The interface clearly presents both options, while ticket submission and phone support remain available as secondary paths.
Users can submit a ticket for asynchronous support.
Progressive disclosure and a progress indicator set expectations and reduce cognitive load, while ensuring tech teams receive the information needed to assess issues efficiently.
Concept Testing and Iteration
The UX research team conducted concept testing to validate early design assumptions, understand user expectations, and identify potential areas of confusion.
30-minute interviews conducted over Zoom
7 participants (6 PC users, 1 Mac user)
Understand how users expect to discover and interact with in-context tech support.
Evaluate whether users can intuitively navigate and use in-context support flows (ex: Help Panel).
Identify when users rely on self-service versus escalating to expert help.
✅ Design Validation
Strong, clear CTAs made actions obvious.
Associates opted for self-help, while valuing the availability of expert support throughout their experience.
🔍 Design Opportunities
Associates expected in-context help to surface a tooltip, not a help panel.
Many avoided links in the help panel, assuming the links would disrupt their current task.
Although “Ask Sam” exists in other Walmart tools, users did not perceive it as a chatbot.
Users expected the help icon to trigger a tooltip offering quick, inline guidance.
The help panel interaction conflicted with established UI conventions and seemed unfamiliar. Users assumed links would disrupt their current task, reducing engagement with the panel.
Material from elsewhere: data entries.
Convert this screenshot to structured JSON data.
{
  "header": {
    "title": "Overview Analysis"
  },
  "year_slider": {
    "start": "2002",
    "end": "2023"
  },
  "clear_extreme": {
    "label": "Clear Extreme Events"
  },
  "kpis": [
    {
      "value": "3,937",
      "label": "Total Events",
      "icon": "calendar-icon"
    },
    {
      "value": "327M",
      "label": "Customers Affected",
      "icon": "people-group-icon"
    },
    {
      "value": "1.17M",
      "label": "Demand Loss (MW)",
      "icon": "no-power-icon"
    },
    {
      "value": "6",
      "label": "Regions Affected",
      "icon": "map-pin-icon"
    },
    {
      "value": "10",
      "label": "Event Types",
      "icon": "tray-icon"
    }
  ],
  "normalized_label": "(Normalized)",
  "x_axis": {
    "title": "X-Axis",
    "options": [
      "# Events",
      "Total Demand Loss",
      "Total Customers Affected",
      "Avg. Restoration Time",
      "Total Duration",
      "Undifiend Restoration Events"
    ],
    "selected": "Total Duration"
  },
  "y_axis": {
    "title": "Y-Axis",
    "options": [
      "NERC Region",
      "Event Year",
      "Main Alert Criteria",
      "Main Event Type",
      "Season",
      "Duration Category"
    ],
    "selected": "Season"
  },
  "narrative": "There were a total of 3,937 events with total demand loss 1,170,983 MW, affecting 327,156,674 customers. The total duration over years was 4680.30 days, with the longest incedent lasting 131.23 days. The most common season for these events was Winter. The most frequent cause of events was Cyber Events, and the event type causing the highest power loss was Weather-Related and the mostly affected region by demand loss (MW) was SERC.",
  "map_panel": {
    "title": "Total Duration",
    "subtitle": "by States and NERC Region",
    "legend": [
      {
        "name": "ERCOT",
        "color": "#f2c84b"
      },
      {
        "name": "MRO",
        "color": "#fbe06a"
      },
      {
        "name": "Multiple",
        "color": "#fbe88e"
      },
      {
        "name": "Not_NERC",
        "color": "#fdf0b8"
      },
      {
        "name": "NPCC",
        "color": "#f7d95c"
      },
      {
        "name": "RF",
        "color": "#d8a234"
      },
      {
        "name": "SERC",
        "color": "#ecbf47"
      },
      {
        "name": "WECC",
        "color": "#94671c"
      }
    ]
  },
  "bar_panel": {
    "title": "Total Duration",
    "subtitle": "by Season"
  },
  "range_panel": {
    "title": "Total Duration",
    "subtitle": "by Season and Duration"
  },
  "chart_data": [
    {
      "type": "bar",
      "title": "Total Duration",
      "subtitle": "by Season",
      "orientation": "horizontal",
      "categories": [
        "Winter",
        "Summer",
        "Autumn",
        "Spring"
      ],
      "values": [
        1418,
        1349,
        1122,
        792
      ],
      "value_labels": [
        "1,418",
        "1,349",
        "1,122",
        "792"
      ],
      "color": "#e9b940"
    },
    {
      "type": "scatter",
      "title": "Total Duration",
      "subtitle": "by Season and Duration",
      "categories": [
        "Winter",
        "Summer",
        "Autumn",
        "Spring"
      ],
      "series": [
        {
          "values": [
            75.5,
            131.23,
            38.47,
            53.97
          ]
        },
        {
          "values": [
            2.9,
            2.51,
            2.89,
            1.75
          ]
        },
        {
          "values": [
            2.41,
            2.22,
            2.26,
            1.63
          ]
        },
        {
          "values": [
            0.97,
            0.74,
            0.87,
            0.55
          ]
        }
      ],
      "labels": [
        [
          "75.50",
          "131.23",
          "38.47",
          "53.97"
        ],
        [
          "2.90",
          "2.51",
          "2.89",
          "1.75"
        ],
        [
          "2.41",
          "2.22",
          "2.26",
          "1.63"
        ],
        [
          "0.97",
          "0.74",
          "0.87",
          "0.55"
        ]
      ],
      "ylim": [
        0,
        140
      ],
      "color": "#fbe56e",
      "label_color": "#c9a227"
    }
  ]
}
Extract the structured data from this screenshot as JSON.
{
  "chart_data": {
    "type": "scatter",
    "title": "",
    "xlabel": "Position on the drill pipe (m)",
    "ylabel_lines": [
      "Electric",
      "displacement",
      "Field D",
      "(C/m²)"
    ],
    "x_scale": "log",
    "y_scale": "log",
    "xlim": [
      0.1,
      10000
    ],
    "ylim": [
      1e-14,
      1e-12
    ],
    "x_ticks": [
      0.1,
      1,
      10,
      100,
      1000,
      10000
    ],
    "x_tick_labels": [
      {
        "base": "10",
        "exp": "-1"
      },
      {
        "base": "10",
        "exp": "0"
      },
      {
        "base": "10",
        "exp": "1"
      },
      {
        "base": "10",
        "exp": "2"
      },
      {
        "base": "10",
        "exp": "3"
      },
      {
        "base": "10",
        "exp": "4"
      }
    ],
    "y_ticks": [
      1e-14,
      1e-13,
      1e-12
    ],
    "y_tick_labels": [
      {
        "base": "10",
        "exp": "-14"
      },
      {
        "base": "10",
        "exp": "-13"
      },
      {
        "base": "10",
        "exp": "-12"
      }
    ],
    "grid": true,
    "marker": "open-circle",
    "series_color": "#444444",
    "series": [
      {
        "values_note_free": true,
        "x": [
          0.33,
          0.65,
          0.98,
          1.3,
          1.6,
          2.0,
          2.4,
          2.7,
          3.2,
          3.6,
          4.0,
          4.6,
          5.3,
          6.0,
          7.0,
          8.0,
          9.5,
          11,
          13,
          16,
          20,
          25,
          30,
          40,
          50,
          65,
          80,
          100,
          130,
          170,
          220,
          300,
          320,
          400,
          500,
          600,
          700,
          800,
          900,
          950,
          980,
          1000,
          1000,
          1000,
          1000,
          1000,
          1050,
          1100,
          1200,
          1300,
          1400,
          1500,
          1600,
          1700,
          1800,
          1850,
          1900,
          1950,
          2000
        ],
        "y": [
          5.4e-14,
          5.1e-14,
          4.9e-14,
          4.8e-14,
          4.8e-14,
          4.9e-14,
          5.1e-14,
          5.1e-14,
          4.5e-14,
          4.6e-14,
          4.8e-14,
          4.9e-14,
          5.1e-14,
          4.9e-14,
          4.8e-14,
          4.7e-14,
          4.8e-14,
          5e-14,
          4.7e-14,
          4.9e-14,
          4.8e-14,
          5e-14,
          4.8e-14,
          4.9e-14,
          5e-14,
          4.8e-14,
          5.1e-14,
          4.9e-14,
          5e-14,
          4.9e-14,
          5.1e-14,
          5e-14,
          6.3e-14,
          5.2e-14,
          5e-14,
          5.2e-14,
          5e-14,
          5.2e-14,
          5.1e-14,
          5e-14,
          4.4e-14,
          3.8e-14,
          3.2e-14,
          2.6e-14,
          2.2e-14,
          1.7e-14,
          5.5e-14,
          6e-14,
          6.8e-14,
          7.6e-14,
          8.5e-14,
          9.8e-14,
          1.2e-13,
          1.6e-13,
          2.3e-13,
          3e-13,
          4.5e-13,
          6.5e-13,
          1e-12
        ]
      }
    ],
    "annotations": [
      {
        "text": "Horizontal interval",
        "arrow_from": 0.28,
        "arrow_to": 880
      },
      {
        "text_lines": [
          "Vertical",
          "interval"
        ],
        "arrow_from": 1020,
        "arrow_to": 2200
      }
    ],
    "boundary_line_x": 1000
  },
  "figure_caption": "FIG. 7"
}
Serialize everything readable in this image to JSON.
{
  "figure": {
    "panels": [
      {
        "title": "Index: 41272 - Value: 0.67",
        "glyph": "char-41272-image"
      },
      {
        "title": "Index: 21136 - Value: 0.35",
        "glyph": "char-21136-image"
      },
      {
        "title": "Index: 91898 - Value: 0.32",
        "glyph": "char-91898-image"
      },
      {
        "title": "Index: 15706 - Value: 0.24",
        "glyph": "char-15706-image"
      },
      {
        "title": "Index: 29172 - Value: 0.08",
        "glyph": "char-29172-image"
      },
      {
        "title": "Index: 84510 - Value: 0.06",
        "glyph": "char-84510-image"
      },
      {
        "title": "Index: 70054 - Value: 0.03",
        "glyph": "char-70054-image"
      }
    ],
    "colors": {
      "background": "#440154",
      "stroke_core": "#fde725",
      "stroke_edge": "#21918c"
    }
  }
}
Additionally, the help panel increased overall project scope and was deferred as a potential future exploration and enhancement.
Users did not consistently recognize "Ask Sam" as a chatbot.
Despite its use in other Walmart tools, the feature lacked familiarity and was sometimes confused with Sam’s Club, reducing trust and engagement.
Handoff to Engineering
After finalizing the designs, I worked closely with another designer to prepare a detailed handoff for engineering. At the time, Figma Dev Mode was not available, so the handoff documented key user flows, design decisions, design-system components, spacing, and micro-interactions to support accurate implementation.
Organizing designs by use case helped engineers and stakeholders quickly understand user capabilities, trace end-to-end flows, and implement features with fewer gaps or assumptions.
Each component was labeled with direct links to design system documentation. Spacing and design decisions were annotated to communicate intentionality from individual pixels through end-to-end flows.
Driving Impact and Results
The "Help Center" in MyTech delivered measurable impact across cost savings, support ticket avoidance, and employee adoption. By centralizing and streamlining access to technical support, MyTech's "Help Center" quickly became the #1 self-service feature of the platform.
Cost Savings
Adoption
Lessons Learned
This project reinforced the importance of designing not just for users, but for the teams responsible for building and scaling the work. Key learning includes:
Strategically adapt to design system gaps. Some components, such as pagination, were not available in the internal design system. To prevent visual inconsistency, we audited existing Walmart patterns and designed custom components grounded in UX best practices.
Organize designs for engineering efficiency. Designs were organized across multiple Figma pages for handoff. Engineering feedback revealed a preference for responsive views displayed side-by-side, making it easier to understand how layouts adapt across breakpoints.
Separate design concepts from final designs. Storing design and handoff documentation in one file led to confusion during implementation. In future work, concepts were separated from finalized handoff files to ensure engineers always referenced the most current source of truth.
Simplify ways of working. As UX Lead, I introduced shared frameworks across drives, documents, and spreadsheets to centralize decisions, questions, and timelines. This reduced information loss across emails and private messages, minimized rework, and allowed the team to spend less time searching for answers and more time focused on meaningful delivery.